Her essay was published on the 62nd anniversary of her grandfather’s assassination.

Schlossberg, an environmental journalist, wrote she has undergone rounds of chemotherapy and two stem cell transplants, the first using cells from her sister and the next from an unrelated donor, and participated in clinical trials. During the latest trial, she wrote, her doctor told her “he could keep me alive for a year, maybe.”

Schlossberg also said policies backed by RFK could hurt cancer patients like her.

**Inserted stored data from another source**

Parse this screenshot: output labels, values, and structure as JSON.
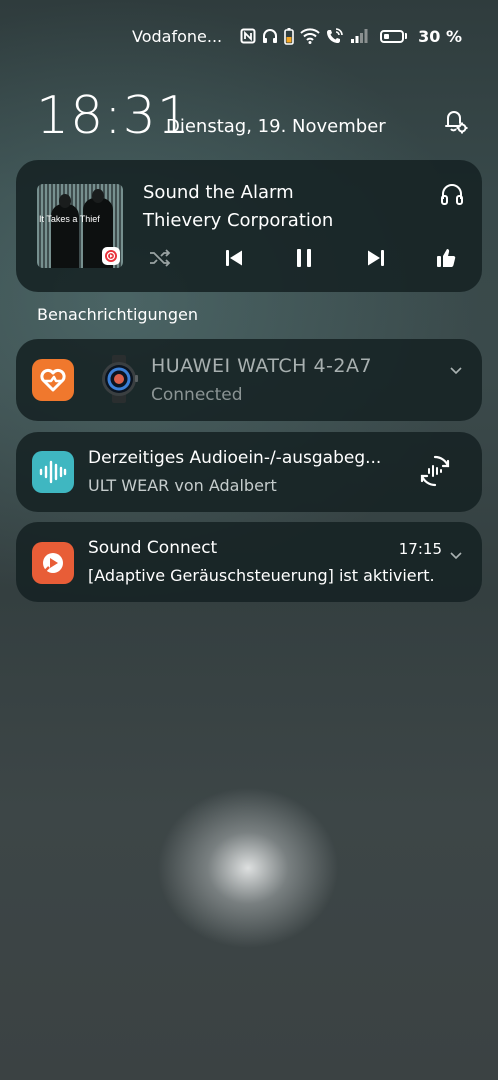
{
  "status_bar": {
    "carrier": "Vodafone...",
    "battery_percent": "30 %",
    "battery_level": 0.3,
    "icons": [
      "nfc-icon",
      "headphones-icon",
      "phone-battery-icon",
      "wifi-call-icon",
      "wifi-calling-icon",
      "signal-icon",
      "battery-icon"
    ]
  },
  "clock": {
    "time": "18:31",
    "date": "Dienstag, 19. November"
  },
  "media": {
    "title": "Sound the Alarm",
    "artist": "Thievery Corporation",
    "album_text": "It Takes a Thief",
    "controls": [
      "shuffle-icon",
      "previous-icon",
      "pause-icon",
      "next-icon",
      "thumbs-up-icon"
    ]
  },
  "notifications_header": "Benachrichtigungen",
  "notifications": {
    "watch": {
      "name": "HUAWEI WATCH 4-2A7",
      "status": "Connected"
    },
    "audio": {
      "title": "Derzeitiges Audioein-/-ausgabeg...",
      "subtitle": "ULT WEAR von Adalbert"
    },
    "sound_connect": {
      "app": "Sound Connect",
      "time": "17:15",
      "message": "[Adaptive Geräuschsteuerung] ist aktiviert."
    }
  },
  "colors": {
    "card_bg": "#162223",
    "health_icon": "#f0782d",
    "audio_icon": "#3fb7c1",
    "sound_connect_icon": "#e85d37"
  }
}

Caroline Kennedy urged senators to reject his confirmation.

“As I spent more and more of my life under the care of doctors, nurses, and researchers striving to improve the lives of others, I watched as Bobby cut nearly a half billion dollars for research into mRNA vaccines, technology that could be used against certain cancers,” the essay reads.

Schlossberg wrote about her fears that her daughter and son won’t remember her. She feels cheated and sad that she won’t get to keep living “the wonderful life” she had with her husband, George Moran. While her parents and siblings try to hide their pain from her, she said she feels it every day.

“For my whole life, I have tried to be good, to be a good student and a good sister and a good daughter, and to protect my mother and never make her upset or angry,” she said. “Now I have added a new tragedy to her life, to our family’s life, and there’s nothing I can do to stop it.”